Control Framework
A guided walkthrough
This Control Framework is a working mockup of how we handle projects when planning and risk are structured for probabilistic control.
What you are about to do
Seven steps from Name to Scale. Each step exists to make uncertainty measurable, comparable, and governable.
Important context
The goal is not a single forecast. The goal is a repeatable uncertainty unit that produces governance-grade confidence metrics.

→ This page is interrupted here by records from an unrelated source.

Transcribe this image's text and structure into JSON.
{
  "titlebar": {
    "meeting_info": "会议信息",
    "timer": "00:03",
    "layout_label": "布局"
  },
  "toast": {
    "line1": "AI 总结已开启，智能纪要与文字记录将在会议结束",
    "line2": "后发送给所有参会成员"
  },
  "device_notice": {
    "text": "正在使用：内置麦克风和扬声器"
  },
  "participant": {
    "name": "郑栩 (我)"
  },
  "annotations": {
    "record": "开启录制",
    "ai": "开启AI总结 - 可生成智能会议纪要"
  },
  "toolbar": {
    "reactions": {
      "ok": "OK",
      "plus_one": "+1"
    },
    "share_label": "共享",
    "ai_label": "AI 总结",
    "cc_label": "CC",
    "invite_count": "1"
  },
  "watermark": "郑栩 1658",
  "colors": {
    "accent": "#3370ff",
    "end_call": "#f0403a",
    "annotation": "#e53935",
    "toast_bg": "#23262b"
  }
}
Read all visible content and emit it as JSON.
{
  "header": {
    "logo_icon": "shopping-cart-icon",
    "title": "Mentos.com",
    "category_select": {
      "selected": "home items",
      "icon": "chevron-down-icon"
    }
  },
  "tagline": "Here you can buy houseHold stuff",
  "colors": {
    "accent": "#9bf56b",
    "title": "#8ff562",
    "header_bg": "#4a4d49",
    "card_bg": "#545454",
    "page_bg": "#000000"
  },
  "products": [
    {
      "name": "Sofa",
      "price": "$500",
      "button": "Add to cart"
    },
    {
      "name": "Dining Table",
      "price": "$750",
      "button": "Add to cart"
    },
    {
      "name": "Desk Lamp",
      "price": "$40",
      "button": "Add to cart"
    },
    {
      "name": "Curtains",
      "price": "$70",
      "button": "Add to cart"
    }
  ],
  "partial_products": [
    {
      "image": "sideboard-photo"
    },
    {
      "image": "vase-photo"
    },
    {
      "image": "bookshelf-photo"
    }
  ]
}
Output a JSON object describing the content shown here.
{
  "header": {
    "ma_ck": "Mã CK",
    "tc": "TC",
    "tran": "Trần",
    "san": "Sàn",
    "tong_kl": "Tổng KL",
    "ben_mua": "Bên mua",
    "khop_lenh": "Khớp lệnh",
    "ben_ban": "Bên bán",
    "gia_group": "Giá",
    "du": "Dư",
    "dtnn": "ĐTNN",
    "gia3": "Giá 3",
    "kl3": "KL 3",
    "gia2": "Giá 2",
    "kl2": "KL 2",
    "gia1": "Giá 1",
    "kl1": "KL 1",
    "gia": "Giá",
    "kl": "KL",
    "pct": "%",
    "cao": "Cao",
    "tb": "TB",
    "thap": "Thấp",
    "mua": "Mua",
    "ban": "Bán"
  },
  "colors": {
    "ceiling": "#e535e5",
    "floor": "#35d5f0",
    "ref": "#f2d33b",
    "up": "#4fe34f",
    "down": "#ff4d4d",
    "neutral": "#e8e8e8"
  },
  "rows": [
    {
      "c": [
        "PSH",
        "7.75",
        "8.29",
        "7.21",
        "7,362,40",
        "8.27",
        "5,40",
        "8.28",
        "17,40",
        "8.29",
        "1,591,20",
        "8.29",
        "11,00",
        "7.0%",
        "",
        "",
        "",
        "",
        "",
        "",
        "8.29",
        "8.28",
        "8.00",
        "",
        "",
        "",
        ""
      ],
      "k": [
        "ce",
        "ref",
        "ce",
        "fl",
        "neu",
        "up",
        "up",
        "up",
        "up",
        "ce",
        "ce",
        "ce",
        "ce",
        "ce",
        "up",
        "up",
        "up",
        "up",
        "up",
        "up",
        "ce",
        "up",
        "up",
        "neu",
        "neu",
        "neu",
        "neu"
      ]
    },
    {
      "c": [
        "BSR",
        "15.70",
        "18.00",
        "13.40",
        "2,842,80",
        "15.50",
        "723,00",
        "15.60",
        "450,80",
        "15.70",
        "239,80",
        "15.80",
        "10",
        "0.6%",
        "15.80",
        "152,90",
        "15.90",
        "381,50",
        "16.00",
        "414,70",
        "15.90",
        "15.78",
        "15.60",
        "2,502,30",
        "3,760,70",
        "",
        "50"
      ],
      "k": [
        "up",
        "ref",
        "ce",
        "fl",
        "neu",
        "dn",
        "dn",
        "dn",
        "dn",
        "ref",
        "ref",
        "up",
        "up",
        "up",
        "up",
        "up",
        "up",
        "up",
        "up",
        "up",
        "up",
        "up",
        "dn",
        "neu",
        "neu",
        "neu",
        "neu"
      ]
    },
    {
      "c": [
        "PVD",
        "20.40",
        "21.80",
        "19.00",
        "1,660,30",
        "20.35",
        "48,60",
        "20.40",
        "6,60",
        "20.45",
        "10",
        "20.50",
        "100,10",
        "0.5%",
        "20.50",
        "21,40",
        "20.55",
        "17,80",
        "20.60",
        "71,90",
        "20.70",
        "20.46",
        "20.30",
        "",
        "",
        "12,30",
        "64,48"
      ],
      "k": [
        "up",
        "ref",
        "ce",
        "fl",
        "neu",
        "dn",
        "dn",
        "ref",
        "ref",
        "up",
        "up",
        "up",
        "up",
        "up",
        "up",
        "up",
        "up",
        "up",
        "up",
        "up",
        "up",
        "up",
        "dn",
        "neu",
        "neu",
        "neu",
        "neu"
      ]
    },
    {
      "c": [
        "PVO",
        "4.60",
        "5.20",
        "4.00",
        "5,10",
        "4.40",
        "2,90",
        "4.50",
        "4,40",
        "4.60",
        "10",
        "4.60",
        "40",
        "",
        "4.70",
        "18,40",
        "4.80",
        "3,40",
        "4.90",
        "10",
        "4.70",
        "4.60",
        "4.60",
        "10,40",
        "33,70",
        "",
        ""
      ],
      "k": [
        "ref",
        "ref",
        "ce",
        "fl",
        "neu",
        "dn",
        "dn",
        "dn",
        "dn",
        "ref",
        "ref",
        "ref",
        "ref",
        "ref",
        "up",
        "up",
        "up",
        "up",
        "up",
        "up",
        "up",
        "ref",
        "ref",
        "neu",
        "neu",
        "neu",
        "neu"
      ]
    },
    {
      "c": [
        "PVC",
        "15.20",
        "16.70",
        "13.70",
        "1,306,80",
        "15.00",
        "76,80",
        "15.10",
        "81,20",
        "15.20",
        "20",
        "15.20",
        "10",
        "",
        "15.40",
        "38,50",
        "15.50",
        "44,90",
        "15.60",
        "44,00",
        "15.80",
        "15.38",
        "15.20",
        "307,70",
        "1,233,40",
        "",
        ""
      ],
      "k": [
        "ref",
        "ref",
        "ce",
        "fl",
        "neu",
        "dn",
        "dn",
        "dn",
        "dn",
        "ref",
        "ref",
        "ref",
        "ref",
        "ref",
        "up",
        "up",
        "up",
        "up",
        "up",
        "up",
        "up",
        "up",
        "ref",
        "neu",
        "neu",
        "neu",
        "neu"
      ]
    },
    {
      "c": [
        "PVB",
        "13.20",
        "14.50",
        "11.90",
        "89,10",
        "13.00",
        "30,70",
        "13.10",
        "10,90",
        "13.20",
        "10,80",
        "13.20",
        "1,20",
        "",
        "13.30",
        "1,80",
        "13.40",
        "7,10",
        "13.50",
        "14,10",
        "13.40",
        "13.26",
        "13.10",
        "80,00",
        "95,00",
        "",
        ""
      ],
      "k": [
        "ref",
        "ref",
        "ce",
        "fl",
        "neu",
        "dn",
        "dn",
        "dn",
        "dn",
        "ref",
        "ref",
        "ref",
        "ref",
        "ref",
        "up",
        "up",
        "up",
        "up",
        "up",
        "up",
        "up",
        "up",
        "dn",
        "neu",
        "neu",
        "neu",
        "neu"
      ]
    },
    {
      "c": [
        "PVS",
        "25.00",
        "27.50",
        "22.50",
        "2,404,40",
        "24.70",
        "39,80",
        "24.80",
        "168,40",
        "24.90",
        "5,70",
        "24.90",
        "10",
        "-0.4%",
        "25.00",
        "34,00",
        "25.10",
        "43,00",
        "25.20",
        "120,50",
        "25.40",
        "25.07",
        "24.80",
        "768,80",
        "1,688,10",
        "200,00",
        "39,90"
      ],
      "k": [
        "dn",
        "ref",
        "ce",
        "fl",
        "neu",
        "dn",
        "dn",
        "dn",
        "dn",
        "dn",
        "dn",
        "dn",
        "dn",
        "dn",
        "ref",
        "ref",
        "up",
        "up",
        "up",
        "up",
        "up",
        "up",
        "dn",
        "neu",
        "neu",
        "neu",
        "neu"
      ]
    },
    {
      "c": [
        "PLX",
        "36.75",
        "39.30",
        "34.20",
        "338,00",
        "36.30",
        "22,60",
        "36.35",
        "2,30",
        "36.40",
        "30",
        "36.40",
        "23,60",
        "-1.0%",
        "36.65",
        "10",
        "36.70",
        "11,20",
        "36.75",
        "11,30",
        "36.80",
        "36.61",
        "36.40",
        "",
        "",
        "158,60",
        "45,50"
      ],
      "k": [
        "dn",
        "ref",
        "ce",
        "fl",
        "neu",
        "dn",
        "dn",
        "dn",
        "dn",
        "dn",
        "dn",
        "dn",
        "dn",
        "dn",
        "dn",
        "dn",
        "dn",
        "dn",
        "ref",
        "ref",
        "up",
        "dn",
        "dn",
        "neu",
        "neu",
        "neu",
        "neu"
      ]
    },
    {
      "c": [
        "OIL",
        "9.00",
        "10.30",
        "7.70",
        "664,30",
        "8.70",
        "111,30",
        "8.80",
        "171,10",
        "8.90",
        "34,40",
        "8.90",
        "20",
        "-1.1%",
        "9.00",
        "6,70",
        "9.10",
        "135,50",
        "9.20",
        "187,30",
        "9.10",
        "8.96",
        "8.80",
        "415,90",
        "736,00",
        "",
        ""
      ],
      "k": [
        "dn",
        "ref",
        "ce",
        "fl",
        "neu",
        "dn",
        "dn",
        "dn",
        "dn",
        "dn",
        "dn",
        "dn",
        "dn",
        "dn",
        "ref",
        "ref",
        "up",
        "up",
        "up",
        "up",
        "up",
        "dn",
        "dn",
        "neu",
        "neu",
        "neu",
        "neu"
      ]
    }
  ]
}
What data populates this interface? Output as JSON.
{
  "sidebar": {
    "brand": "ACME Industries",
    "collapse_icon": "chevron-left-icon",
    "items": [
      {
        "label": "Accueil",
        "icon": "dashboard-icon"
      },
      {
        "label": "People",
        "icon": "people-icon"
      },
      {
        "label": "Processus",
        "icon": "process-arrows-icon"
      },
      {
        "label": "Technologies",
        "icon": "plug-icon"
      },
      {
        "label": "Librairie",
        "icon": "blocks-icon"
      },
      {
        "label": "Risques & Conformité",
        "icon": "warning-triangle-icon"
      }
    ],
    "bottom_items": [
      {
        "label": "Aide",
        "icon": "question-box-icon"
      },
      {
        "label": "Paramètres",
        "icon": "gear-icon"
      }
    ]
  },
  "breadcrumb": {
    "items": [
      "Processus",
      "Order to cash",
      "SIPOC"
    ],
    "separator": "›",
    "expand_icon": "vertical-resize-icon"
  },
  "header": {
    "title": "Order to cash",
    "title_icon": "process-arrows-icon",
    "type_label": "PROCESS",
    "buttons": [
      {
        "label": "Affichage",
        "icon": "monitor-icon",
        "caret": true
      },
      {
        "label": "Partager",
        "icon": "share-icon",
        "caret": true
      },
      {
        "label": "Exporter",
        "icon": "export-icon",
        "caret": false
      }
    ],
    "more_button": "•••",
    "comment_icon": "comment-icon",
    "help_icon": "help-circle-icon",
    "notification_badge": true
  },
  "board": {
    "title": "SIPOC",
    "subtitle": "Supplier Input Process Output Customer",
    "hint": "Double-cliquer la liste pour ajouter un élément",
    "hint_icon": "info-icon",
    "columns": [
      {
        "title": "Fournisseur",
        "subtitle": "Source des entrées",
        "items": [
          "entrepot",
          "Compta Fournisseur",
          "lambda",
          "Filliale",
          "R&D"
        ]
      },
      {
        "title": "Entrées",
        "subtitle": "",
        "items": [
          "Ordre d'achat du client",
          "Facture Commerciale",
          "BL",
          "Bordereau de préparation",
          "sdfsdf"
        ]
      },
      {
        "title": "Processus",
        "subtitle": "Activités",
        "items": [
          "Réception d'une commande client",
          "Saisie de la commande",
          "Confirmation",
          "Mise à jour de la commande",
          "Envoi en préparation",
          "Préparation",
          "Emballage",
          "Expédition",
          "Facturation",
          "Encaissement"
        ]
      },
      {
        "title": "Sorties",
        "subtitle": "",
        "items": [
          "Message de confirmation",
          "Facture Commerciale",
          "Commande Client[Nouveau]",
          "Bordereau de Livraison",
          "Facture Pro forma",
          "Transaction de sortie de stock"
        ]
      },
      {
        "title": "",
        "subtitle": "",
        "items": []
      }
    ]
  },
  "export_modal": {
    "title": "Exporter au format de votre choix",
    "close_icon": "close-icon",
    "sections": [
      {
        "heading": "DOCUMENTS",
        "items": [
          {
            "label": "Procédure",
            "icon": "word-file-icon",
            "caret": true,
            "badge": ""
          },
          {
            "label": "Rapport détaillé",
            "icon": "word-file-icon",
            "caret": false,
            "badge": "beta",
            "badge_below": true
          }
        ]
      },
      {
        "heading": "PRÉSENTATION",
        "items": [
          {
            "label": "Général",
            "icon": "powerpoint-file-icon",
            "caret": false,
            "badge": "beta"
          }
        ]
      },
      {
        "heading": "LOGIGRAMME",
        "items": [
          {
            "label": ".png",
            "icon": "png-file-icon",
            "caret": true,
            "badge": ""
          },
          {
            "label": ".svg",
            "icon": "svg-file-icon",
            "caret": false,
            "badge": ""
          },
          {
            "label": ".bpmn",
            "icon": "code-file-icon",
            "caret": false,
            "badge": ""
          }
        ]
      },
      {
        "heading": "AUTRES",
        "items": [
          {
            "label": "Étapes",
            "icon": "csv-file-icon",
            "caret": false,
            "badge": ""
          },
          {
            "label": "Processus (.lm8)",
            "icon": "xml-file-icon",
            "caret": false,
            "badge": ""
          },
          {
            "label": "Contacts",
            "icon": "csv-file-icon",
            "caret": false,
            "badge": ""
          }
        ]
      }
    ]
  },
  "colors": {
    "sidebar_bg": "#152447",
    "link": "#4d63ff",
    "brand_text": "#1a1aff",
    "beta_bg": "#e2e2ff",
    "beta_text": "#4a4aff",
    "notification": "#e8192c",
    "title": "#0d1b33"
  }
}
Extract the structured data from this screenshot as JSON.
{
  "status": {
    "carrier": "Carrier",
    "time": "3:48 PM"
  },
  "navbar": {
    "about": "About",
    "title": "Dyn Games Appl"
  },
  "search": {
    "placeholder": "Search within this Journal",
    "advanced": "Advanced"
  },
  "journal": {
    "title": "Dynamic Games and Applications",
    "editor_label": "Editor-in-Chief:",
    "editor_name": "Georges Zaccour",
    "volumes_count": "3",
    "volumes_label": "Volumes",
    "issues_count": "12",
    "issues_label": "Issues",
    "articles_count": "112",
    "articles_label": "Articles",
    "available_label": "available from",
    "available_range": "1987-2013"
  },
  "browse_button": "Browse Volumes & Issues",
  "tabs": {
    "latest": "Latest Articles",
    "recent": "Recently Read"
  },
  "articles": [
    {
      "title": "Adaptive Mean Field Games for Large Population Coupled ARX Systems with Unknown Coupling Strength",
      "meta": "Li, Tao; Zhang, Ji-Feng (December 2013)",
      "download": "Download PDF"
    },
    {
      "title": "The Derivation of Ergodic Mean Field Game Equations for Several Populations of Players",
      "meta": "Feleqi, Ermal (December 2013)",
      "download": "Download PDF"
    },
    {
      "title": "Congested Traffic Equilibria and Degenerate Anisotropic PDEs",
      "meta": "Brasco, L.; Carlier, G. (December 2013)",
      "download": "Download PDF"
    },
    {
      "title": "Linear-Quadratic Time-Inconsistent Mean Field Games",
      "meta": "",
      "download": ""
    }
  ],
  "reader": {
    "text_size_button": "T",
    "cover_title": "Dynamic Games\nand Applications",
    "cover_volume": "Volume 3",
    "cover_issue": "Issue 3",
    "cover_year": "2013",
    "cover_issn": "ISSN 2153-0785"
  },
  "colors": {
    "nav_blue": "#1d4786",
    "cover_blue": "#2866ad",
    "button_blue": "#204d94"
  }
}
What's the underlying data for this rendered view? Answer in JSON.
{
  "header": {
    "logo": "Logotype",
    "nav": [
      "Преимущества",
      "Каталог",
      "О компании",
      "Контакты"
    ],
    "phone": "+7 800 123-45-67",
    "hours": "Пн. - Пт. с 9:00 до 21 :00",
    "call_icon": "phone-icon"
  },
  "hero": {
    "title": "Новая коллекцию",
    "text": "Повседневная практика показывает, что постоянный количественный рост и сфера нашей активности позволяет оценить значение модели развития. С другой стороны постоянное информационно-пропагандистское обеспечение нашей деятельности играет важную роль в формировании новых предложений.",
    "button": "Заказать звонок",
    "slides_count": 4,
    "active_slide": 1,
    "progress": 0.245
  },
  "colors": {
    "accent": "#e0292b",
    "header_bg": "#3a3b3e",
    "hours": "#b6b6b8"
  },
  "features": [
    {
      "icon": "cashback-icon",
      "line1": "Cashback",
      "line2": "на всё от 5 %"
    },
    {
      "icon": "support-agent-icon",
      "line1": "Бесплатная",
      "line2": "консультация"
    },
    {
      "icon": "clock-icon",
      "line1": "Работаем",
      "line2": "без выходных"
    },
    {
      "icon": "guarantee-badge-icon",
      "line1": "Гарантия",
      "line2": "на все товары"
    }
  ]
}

In this mockup, you can explore the workflow end-to-end. In a real application, these steps would connect to your plan structure, cost curve, and risk model.
Name
Establishes a single project identity so outputs, exports, and governance bullets stay traceable.
Planning
Captures the baseline scope, logic, and cost timing you want to control against.
Risks
Turns a register into ranges linked to tasks so uncertainty can propagate through dependencies.
Calculation
Runs Monte Carlo by sampling risk ranges, applying dependency constraints, and producing percentile bands.
Results
Converts distributions into decision outputs: confidence percentiles, uncertainty timing, and key drivers.
Governance
Expresses targets as measurable confidence so steering decisions can use thresholds instead of optimism.
Scale
Rolls comparable distributions into program and portfolio exposure so governance stays consistent at enterprise level.